Brazilian jazz fans will know Mr. Silveira by such recordings as Small World, Storyteller, Til Tomorrow (Ate Amanha) and Outro Rio (Another River), as well as some seven other recordings. Having spent over thirty years in the music business and a demanding schedule as a studio musician, Mr. Silveira has collaborated with the likes of Milton Nascimento, Toninho Horta, Ney Mattogrosso, Joao Bosco, Herbie Mann, David Sanborn and Pat Metheny. Equally revered, Mr. Cantuaria, Brazilian by birth although he now lives in New York, has a wealth of credits in his own career with such recordings as Indio De Apartamento, Bill Frisell & Vinicius Cantuaria, Vinicius and Samba Carioca. He has played with the likes of Brian Eno, Laurie Anderson, Brad Mehldau, Arto Lindsay, Marc Ribot, David Byrne and Ryuichi Sakamoto.
RSVC is sure to appeal to both world music fans and jazz fans in this smooth blend of both guitarists. Shimmering electric guitar lines waver over the intricacy of acoustic guitar against a backdrop of Brazilian rhythms.
Mr. Silveira’s vocals warm opening track “Preciso Falar Com Voce” in this dreamy, delicately worked number. RSVC just better and better with tracks like “Sessao Das Onze” with Mr. Cantuaria’s on some jazzy vocals.
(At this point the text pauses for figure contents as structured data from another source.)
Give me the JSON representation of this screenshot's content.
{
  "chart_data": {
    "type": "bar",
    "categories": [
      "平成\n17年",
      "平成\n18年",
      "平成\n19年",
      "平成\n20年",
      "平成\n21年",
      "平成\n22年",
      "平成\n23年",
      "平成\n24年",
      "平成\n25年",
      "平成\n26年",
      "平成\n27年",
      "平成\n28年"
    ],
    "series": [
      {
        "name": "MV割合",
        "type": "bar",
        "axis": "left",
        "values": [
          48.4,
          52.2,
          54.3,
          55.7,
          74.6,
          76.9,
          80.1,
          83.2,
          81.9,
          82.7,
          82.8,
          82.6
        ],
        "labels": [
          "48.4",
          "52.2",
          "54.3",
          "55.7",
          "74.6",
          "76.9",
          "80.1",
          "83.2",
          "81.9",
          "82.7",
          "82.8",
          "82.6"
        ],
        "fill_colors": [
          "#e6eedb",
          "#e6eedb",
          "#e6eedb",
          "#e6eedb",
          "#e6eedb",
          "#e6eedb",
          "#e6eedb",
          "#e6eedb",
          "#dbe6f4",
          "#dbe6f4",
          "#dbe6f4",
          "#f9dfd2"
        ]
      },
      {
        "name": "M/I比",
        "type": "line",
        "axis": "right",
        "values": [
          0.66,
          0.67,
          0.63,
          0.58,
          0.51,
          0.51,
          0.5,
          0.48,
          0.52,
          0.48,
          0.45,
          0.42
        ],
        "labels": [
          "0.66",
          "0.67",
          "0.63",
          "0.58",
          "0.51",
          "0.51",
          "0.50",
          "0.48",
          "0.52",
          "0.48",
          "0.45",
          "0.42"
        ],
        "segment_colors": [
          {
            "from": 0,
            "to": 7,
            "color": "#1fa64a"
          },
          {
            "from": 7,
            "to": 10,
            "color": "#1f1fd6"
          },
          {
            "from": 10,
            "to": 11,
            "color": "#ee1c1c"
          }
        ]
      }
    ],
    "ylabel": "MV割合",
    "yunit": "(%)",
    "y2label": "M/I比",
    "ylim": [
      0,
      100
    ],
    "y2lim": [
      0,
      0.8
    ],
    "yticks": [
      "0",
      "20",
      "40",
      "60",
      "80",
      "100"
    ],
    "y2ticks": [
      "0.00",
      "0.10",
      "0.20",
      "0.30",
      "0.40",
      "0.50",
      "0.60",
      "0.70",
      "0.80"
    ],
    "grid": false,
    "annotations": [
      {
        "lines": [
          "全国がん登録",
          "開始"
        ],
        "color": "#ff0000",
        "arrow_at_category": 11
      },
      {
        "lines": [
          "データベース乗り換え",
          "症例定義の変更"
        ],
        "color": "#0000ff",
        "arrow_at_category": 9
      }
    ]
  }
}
Listeners slide smoothly from the poignancy of “A La Dori” into the sassy “Pe Direito” into the percussive heavy opening of the brightly worked “Dia de Sol.” Other goodies include “Mais Nada,” “Matuto” and dark depths of “Trilha Polar.”
Creating a sound with remarkable depth, this duo leads listeners off onto a musical landscape that incorporates a Brazilian sensibility without giving away the ability to step into the uncharted territory of that jazz often enhances. It’s a truly delightful collaboration and I hope to see yet another collaboration in the works for this pair.